The monthly cadence matters. July's deal flow marks the third consecutive month above 180 transactions, a threshold India had crossed only twice in the prior twelve months. The $8.4 billion in aggregate transaction value sits below the January peak of $11.2 billion but above the $6.8 billion quarterly average for the first half of the year. Private equity accounted for an estimated 62% of total deal count, reflecting continued appetite for mid-market assets in sectors insulated from rupee volatility and public-market sentiment.
The wealth contraction provides context. India's 176 dollar billionaires saw aggregate net worth fall to $984.2 billion by the end of 2025, down from a December 2024 record of $1.036 trillion. That $52 billion decline occurred while M&A volume climbed, suggesting capital is rotating rather than fleeing.
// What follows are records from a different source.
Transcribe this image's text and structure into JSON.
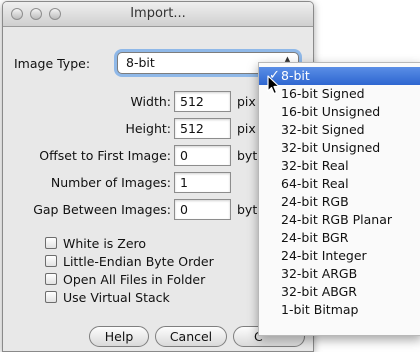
{
  "window": {
    "title": "Import..."
  },
  "image_type": {
    "label": "Image Type:",
    "value": "8-bit"
  },
  "fields": [
    {
      "label": "Width:",
      "value": "512",
      "unit": "pix"
    },
    {
      "label": "Height:",
      "value": "512",
      "unit": "pix"
    },
    {
      "label": "Offset to First Image:",
      "value": "0",
      "unit": "byt"
    },
    {
      "label": "Number of Images:",
      "value": "1",
      "unit": ""
    },
    {
      "label": "Gap Between Images:",
      "value": "0",
      "unit": "byt"
    }
  ],
  "checkboxes": [
    {
      "label": "White is Zero",
      "checked": false
    },
    {
      "label": "Little-Endian Byte Order",
      "checked": false
    },
    {
      "label": "Open All Files in Folder",
      "checked": false
    },
    {
      "label": "Use Virtual Stack",
      "checked": false
    }
  ],
  "buttons": {
    "help": "Help",
    "cancel": "Cancel",
    "ok_partial": "C"
  },
  "menu": {
    "items": [
      {
        "label": "8-bit",
        "selected": true
      },
      {
        "label": "16-bit Signed"
      },
      {
        "label": "16-bit Unsigned"
      },
      {
        "label": "32-bit Signed"
      },
      {
        "label": "32-bit Unsigned"
      },
      {
        "label": "32-bit Real"
      },
      {
        "label": "64-bit Real"
      },
      {
        "label": "24-bit RGB"
      },
      {
        "label": "24-bit RGB Planar"
      },
      {
        "label": "24-bit BGR"
      },
      {
        "label": "24-bit Integer"
      },
      {
        "label": "32-bit ARGB"
      },
      {
        "label": "32-bit ABGR"
      },
      {
        "label": "1-bit Bitmap"
      }
    ]
  },
  "colors": {
    "selection": "#3a73d8",
    "focus_ring": "#8fb8e8",
    "window_bg": "#e8e8e8"
  }
}
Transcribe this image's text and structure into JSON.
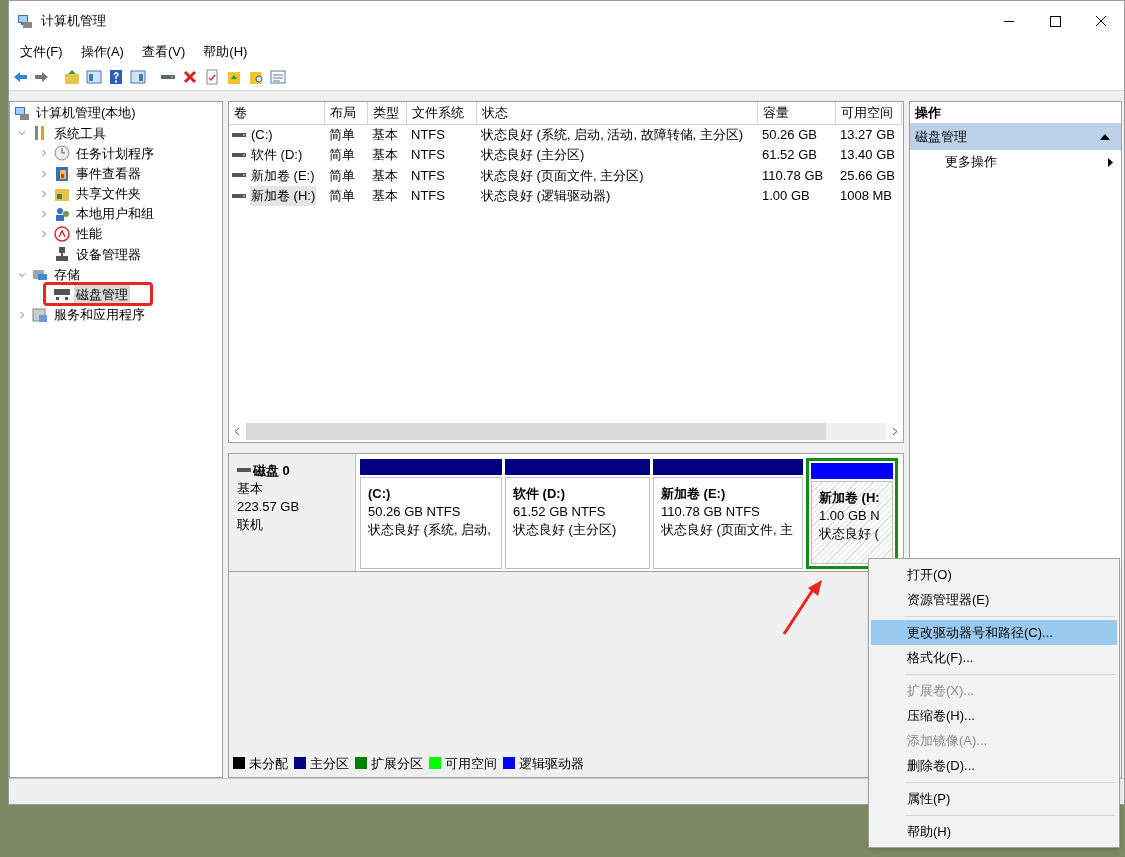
{
  "window": {
    "title": "计算机管理"
  },
  "menu_bar": [
    "文件(F)",
    "操作(A)",
    "查看(V)",
    "帮助(H)"
  ],
  "tree": [
    {
      "label": "计算机管理(本地)",
      "selected": false,
      "children": [
        {
          "label": "系统工具",
          "expanded": true,
          "selected": false,
          "children": [
            {
              "label": "任务计划程序",
              "expanded": false,
              "selected": false
            },
            {
              "label": "事件查看器",
              "expanded": false,
              "selected": false
            },
            {
              "label": "共享文件夹",
              "expanded": false,
              "selected": false
            },
            {
              "label": "本地用户和组",
              "expanded": false,
              "selected": false
            },
            {
              "label": "性能",
              "expanded": false,
              "selected": false
            },
            {
              "label": "设备管理器",
              "selected": false
            }
          ]
        },
        {
          "label": "存储",
          "expanded": true,
          "selected": false,
          "children": [
            {
              "label": "磁盘管理",
              "selected": true
            }
          ]
        },
        {
          "label": "服务和应用程序",
          "expanded": false,
          "selected": false
        }
      ]
    }
  ],
  "volume_table": {
    "columns": [
      "卷",
      "布局",
      "类型",
      "文件系统",
      "状态",
      "容量",
      "可用空间"
    ],
    "rows": [
      {
        "cells": [
          "(C:)",
          "简单",
          "基本",
          "NTFS",
          "状态良好 (系统, 启动, 活动, 故障转储, 主分区)",
          "50.26 GB",
          "13.27 GB"
        ],
        "selected": false
      },
      {
        "cells": [
          "软件 (D:)",
          "简单",
          "基本",
          "NTFS",
          "状态良好 (主分区)",
          "61.52 GB",
          "13.40 GB"
        ],
        "selected": false
      },
      {
        "cells": [
          "新加卷 (E:)",
          "简单",
          "基本",
          "NTFS",
          "状态良好 (页面文件, 主分区)",
          "110.78 GB",
          "25.66 GB"
        ],
        "selected": false
      },
      {
        "cells": [
          "新加卷 (H:)",
          "简单",
          "基本",
          "NTFS",
          "状态良好 (逻辑驱动器)",
          "1.00 GB",
          "1008 MB"
        ],
        "selected": true
      }
    ]
  },
  "disk": {
    "name": "磁盘 0",
    "type": "基本",
    "size": "223.57 GB",
    "status": "联机",
    "partitions": [
      {
        "label": "(C:)",
        "size": "50.26 GB NTFS",
        "status": "状态良好 (系统, 启动,",
        "color": "#000080",
        "selected": false
      },
      {
        "label": "软件 (D:)",
        "size": "61.52 GB NTFS",
        "status": "状态良好 (主分区)",
        "color": "#000080",
        "selected": false
      },
      {
        "label": "新加卷 (E:)",
        "size": "110.78 GB NTFS",
        "status": "状态良好 (页面文件, 主",
        "color": "#000080",
        "selected": false
      },
      {
        "label": "新加卷 (H:",
        "size": "1.00 GB N",
        "status": "状态良好 (",
        "color": "#0000ff",
        "selected": true
      }
    ]
  },
  "legend": [
    {
      "label": "未分配",
      "color": "#000000"
    },
    {
      "label": "主分区",
      "color": "#000080"
    },
    {
      "label": "扩展分区",
      "color": "#008000"
    },
    {
      "label": "可用空间",
      "color": "#00ff00"
    },
    {
      "label": "逻辑驱动器",
      "color": "#0000ff"
    }
  ],
  "actions": {
    "title": "操作",
    "sections": [
      {
        "label": "磁盘管理",
        "expanded": true,
        "items": [
          "更多操作"
        ]
      }
    ]
  },
  "context_menu": [
    {
      "kind": "item",
      "label": "打开(O)",
      "disabled": false,
      "selected": false
    },
    {
      "kind": "item",
      "label": "资源管理器(E)",
      "disabled": false,
      "selected": false
    },
    {
      "kind": "separator"
    },
    {
      "kind": "item",
      "label": "更改驱动器号和路径(C)...",
      "disabled": false,
      "selected": true
    },
    {
      "kind": "item",
      "label": "格式化(F)...",
      "disabled": false,
      "selected": false
    },
    {
      "kind": "separator"
    },
    {
      "kind": "item",
      "label": "扩展卷(X)...",
      "disabled": true,
      "selected": false
    },
    {
      "kind": "item",
      "label": "压缩卷(H)...",
      "disabled": false,
      "selected": false
    },
    {
      "kind": "item",
      "label": "添加镜像(A)...",
      "disabled": true,
      "selected": false
    },
    {
      "kind": "item",
      "label": "删除卷(D)...",
      "disabled": false,
      "selected": false
    },
    {
      "kind": "separator"
    },
    {
      "kind": "item",
      "label": "属性(P)",
      "disabled": false,
      "selected": false
    },
    {
      "kind": "separator"
    },
    {
      "kind": "item",
      "label": "帮助(H)",
      "disabled": false,
      "selected": false
    }
  ]
}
Family offices and institutional allocators are shifting from listed equities into structured private deals with defined exit horizons. The bifurcation is clean: public wealth compressed while private transaction count expanded.
Singapore-based Keppel secured a fresh limited partner commitment for its Asia credit fund with an India mandate during the same period, confirming external capital continues to flow toward structured credit and private equity vehicles targeting Indian assets. The fund focuses on renewable energy, decarbonisation, and digital infrastructure — sectors where regulatory clarity and government capex create predictable cash flows. That commitment, disclosed without a specific dollar figure, aligns with the broader pattern of international allocators favoring private deals over public equities in the current cycle.
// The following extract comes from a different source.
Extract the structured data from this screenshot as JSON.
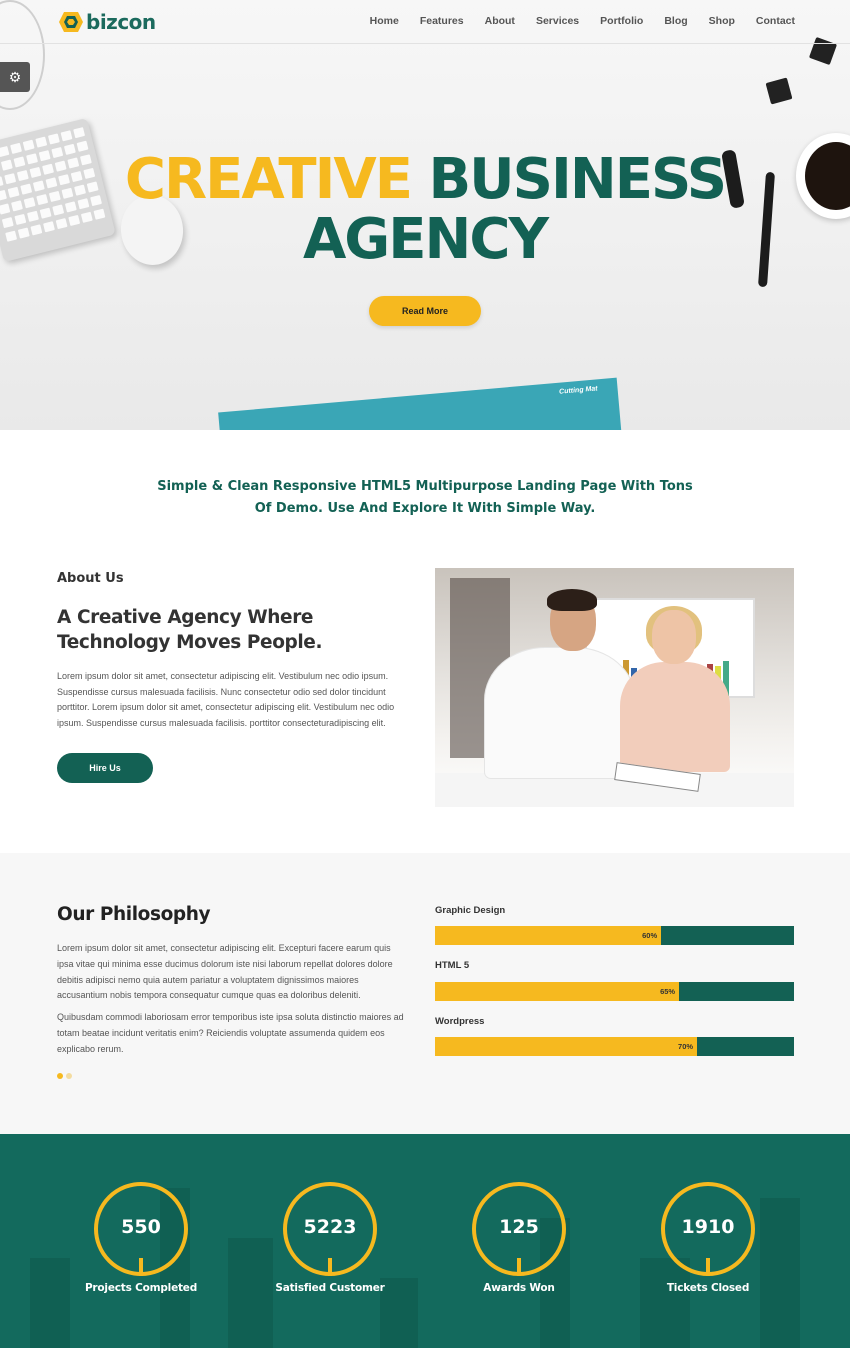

Watch for August M&A data in mid-September to confirm whether the 16% volume increase holds or softens. The Reserve Bank of India's August monetary policy decision, expected in the first week of September, will influence currency hedging costs for cross-border deals. Private equity exits in the $200 million to $500 million range — the segment that drove July's count — typically surface in quarterly disclosure cycles, so September filings will clarify whether sponsors are achieving targeted multiples or compressing hold periods to derisk portfolios.
The $8.4 billion figure represents approximately 0.24% of India's trailing twelve-month GDP, a ratio that remains subdued compared to the 0.38% average observed during 2021-2022. Deal velocity has returned. Deal size has not.